Don't fret about overeating during the holidays. Worrying too much may push you to overindulge. So relax and keep moderation in mind.
You may think that the average American gains five pounds during the holidays, but Joy Short, the director of nutrition and dietetics at Saint Louis University in Missouri, notes that this popular notion is an exaggeration. "Most people, if they gain anything, pick up one-half to two pounds," she says. Still, a pound every year can add up.
Short offers tips for the diet-minded—which may help you stick with healthy foods in moderation:
- Think color when putting food on your plate. The white plate—turkey, stuffing, mashed potatoes gravy and a roll—should be counterbalanced with colorful and more nutritionally valuable fruits and vegetables.

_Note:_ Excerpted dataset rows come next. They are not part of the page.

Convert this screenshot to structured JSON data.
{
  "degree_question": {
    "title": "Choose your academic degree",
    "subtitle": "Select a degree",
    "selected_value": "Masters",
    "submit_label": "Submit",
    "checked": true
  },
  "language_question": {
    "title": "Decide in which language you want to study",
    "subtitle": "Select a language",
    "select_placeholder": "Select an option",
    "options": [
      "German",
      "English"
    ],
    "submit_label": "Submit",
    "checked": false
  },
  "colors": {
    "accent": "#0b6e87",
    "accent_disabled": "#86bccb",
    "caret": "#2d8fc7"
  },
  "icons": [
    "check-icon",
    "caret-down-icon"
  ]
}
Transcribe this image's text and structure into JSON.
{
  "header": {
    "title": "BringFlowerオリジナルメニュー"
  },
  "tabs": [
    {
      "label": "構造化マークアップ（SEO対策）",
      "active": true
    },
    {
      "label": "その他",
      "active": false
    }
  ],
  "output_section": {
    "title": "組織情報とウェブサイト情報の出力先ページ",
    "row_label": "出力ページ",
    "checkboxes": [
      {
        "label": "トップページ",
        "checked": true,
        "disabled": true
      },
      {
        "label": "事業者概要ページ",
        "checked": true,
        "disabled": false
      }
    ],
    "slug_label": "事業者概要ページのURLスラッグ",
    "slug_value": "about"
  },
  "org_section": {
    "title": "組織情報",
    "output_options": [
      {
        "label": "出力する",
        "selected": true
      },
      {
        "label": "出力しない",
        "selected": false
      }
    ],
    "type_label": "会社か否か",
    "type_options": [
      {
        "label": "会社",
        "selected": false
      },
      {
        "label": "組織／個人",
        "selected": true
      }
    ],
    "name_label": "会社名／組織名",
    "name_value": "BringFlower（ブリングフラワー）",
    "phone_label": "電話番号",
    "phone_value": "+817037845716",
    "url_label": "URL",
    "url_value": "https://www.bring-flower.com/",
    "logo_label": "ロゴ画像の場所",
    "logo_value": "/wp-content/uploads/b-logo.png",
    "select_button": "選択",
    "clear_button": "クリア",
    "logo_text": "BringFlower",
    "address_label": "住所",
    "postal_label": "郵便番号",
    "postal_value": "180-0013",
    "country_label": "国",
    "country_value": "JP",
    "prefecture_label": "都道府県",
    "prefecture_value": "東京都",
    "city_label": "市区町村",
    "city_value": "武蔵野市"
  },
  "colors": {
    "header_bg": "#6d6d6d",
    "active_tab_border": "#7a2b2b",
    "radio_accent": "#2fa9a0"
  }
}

- Some "bad" foods are better than others. While pecan nuts have been linked with a reduced risk of type 2 diabetes, pecan pie is loaded with calories. However, apple pie has less sugar and calories, and is also a good source of beta-carotene.
- Hard cheeses have less fat than soft cheeses. Picking the most flavorful ones, notes Short, is a good way to eat smaller portions. Also, it's better to choose multigrain crackers over buttery ones.
- If you drink, alternate with water; dehydration causes hangovers. Skip the eggnog, since it's high in saturated fat. Stick with red wine and dark beer, which have antioxidants that may help fight cancer and heart disease.
- Go for fewer toppings—be it gravy, dressing or sour cream—and dish up smaller portions. "After all," says Short, "the first bite of an indulgent food tastes like the last. You don't really need a huge amount to satisfy your craving."
"When you obsess about what to eat at a holiday gathering, you get into that all-or-nothing mentality," says Short. "Then you overindulge and that leads to self-defeat."